Il blitz statunitense in Venezuela ha inviato un chiaro messaggio alla Cina: gli Usa vogliono progressivamente riprendere il totale controllo dell’America Latina. Con le buone o, se serve, anche con le cattive.
Ebbene, se la querelle sul Canale di Panama era l’antipasto di quello che avrebbe fatto Donald Trump a Caracas qualche mese più tardi, Pechino si interroga su quali potrebbero essere le prossime mosse di Washington.
Già, perché nel mirino degli Usa ci sono ora diversi Paesi della regione non affini alla linea del tycoon – come Messico, Colombia ed Ecuador – ossia gli stessi che negli ultimi anni hanno accolto milioni e milioni di investimenti cinesi.
Nel silenzio generale, e nel sostanziale disinteresse generale, il vecchio “cortile di casa” statunitense è stato inondato di yuan e l’influenza di Pechino è cresciuta a vista d’occhio. Ma cos’è riuscito a fare il gigante asiatico? L’elenco è particolarmente nutrito e include la costruzione di infrastrutture strategiche, come porti e strade, nonché l’utilizzo di miniere ricche di minerali strategici e la cooperazione tra aziende cinesi e player regionali nei settori dell’energia e dello Spazio.
I progetti cinesi in America Latina
La punta di diamante della presenza cinese in America Latina coincide con il porto di Chancay, situato a una sessantina di chilometri a Nord di Lima, in Perù (ne abbiamo parlato qui). Il progetto, controllato al 60% dal gigante delle spedizioni China Cosco Shipping (Cosco) e al 40 % da partner peruviani, ha richiesto un investimento complessivo di circa 3,5–3,6 miliardi di dollari, con una parte significativa finanziata da capitali d’oltre Muraglia.
Il porto, operativo dalla fine del 2024, è una specie di hub logistico in grado di collegare via mare l’intera regione all’Asia orientale attraverso l’Oceano Pacifico. In termini più generali possiamo citare poi la produzione di veicoli elettrici, pezzi di ricambio per auto e batterie in Messico e Brasile, i parchi solari in Argentina e Cile, le infrastrutture urbane (le metro di Bogotà e Monterrey), le dighe, mentre tra i progetti più specifici vale la pena citare la 5G City di Huawei nella città brasiliana di Curitiba e la stazione per le comunicazioni spaziali Espacio Lejano in Patagonia.
Tra il 2000 e il 2018, la Cina ha investito 73 miliardi di dollari nel settore delle materie prime, oltre che per la costruzione di raffinerie e impianti di lavorazione in Paesi con notevoli quantità di carbone, rame, gas naturale, petrolio e uranio. Più di recente, Pechino si è concentrata sulla produzione di litio nei cosiddetti Stati del Triangolo del Litio: Argentina, Bolivia e Cile (la triade contiene circa la metà mondiale del litio).
Un nuovo playbook?
Nel 2000, il mercato cinese assorbiva meno del 2% delle esportazioni dell’America Latina, ma negli otto anni successivi gli scambi sono cresciuti a un ritmo medio annuo del 31%. Entro il 2021, il valore del commercio bilaterale aveva superato i 450 miliardi, per poi toccare il record di 518 miliardi nel 2024.

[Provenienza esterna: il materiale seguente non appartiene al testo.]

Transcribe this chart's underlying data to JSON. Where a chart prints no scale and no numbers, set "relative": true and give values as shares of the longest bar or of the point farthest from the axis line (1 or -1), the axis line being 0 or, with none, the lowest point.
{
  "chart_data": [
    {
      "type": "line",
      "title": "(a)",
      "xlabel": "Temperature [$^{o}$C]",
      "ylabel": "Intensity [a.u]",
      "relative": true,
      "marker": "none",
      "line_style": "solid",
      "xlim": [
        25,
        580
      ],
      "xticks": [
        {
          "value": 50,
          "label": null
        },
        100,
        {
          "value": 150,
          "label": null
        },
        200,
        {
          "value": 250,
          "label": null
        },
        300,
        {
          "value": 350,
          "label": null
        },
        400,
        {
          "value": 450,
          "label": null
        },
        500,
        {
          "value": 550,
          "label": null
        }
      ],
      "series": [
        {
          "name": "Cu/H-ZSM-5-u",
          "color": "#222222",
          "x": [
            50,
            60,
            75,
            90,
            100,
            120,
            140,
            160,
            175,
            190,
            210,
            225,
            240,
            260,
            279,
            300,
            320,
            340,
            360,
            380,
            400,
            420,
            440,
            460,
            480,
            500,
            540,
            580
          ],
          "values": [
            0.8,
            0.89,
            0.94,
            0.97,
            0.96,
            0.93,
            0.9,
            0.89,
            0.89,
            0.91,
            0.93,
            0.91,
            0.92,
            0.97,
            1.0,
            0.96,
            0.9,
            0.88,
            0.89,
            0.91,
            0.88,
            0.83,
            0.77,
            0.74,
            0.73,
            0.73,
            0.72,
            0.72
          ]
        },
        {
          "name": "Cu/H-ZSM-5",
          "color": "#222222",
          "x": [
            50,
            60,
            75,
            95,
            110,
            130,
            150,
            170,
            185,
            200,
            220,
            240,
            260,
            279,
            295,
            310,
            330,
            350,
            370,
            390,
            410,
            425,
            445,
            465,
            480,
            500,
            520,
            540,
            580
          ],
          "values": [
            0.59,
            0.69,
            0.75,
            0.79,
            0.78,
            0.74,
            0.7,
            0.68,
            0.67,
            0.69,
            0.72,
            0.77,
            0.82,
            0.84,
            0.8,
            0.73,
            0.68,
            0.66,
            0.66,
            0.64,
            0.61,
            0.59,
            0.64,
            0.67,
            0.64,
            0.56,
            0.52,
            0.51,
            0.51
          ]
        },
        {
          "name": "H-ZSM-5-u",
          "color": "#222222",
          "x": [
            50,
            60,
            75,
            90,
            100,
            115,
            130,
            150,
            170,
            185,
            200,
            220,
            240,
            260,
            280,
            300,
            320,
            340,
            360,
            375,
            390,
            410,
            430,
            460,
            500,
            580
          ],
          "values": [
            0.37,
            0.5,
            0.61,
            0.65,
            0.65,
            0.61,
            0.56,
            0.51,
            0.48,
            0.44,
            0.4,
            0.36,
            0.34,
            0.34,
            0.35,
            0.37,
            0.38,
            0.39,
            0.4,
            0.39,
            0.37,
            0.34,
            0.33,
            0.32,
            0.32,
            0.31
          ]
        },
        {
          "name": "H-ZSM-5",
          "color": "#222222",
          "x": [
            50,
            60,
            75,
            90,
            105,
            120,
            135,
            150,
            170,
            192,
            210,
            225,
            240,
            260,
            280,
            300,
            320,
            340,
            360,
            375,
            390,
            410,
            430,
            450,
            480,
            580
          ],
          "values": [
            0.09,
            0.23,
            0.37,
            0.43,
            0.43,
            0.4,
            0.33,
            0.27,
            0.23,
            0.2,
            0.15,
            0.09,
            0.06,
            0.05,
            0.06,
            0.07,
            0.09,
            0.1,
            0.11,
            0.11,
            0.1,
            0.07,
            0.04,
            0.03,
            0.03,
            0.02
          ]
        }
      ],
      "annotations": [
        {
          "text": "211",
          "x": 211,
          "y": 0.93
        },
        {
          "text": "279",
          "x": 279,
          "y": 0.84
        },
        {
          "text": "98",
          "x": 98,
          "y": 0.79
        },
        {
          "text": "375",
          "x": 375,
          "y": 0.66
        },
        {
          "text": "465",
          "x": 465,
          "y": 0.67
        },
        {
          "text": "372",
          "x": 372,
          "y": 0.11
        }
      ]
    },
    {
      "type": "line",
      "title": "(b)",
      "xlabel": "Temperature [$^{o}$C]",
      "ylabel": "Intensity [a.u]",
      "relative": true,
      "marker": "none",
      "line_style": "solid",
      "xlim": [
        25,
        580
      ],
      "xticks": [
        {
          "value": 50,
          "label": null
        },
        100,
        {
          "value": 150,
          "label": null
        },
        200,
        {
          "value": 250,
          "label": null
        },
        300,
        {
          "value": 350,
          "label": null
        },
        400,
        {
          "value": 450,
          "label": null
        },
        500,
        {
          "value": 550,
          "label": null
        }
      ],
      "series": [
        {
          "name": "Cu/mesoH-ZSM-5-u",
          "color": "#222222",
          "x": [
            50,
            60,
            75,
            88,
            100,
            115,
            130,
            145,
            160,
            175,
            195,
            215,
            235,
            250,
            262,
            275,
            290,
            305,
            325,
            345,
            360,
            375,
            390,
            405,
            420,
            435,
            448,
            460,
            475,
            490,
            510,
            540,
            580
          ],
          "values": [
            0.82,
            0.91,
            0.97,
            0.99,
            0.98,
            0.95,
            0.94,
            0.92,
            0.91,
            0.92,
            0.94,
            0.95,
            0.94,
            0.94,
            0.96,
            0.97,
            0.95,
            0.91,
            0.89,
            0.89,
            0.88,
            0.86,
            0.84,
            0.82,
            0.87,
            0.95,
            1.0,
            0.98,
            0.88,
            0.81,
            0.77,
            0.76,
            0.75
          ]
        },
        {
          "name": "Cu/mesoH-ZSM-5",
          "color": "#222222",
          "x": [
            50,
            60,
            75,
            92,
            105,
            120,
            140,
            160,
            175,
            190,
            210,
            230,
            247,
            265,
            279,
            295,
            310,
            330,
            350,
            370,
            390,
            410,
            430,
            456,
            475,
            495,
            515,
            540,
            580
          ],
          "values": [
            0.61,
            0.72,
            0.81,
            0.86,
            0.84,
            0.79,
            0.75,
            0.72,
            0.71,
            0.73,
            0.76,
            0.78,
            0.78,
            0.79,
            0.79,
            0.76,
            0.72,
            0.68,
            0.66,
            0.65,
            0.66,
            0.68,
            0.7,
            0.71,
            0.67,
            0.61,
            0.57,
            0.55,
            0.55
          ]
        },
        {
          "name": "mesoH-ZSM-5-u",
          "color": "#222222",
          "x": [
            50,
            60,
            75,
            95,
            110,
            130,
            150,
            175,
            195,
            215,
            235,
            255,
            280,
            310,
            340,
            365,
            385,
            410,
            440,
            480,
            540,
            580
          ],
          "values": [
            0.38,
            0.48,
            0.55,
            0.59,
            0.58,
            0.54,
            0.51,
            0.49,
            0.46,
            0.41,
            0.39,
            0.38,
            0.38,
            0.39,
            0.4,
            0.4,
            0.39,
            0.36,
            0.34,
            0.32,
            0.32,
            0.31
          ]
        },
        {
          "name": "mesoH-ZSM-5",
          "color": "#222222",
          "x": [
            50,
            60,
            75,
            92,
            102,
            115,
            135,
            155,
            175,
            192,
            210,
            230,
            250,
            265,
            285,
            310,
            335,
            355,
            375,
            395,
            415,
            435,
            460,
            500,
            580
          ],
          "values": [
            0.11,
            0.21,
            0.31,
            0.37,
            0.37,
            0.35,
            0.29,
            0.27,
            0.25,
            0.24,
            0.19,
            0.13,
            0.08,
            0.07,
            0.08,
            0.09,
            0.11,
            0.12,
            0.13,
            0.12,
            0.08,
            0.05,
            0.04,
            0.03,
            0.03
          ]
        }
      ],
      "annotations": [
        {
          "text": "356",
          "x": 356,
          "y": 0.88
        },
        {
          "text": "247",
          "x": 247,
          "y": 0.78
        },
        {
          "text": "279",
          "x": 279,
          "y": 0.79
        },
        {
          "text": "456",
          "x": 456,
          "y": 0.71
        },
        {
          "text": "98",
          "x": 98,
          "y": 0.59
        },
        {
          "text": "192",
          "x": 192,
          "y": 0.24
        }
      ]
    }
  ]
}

Nel frattempo, la Cina è il principale partner commerciale del Sud America e il secondo dell’intera America Latina. Lo scorso maggio 2025, Pechino aveva addirittura ospitato un vertice con i leader regionali, durante il quale il presidente Xi Jinping aveva annunciato una linea di credito da 9 miliardi destinata agli investimenti nella regione.
La nuova avanzata degli Usa nel loro “cortile di casa” costringerà presumibilmente il Dragone a rivedere i propri calcoli. Il gigante asiatico non abbandonerà la regione ma agirà con molta più cautela. Secondo il Wall Street Journal, Pechino non punterà più a compiere nuovi progressi in America Latina, almeno a breve termine.
Al contrario, il dibattito negli ambienti politici cinesi si sarebbe spostato verso un potenziale compromesso: se l’emisfero occidentale appartiene agli americani, allora lo Stretto di Taiwan appartiene a Pechino. Un compromesso che potrebbe accontentare Xi.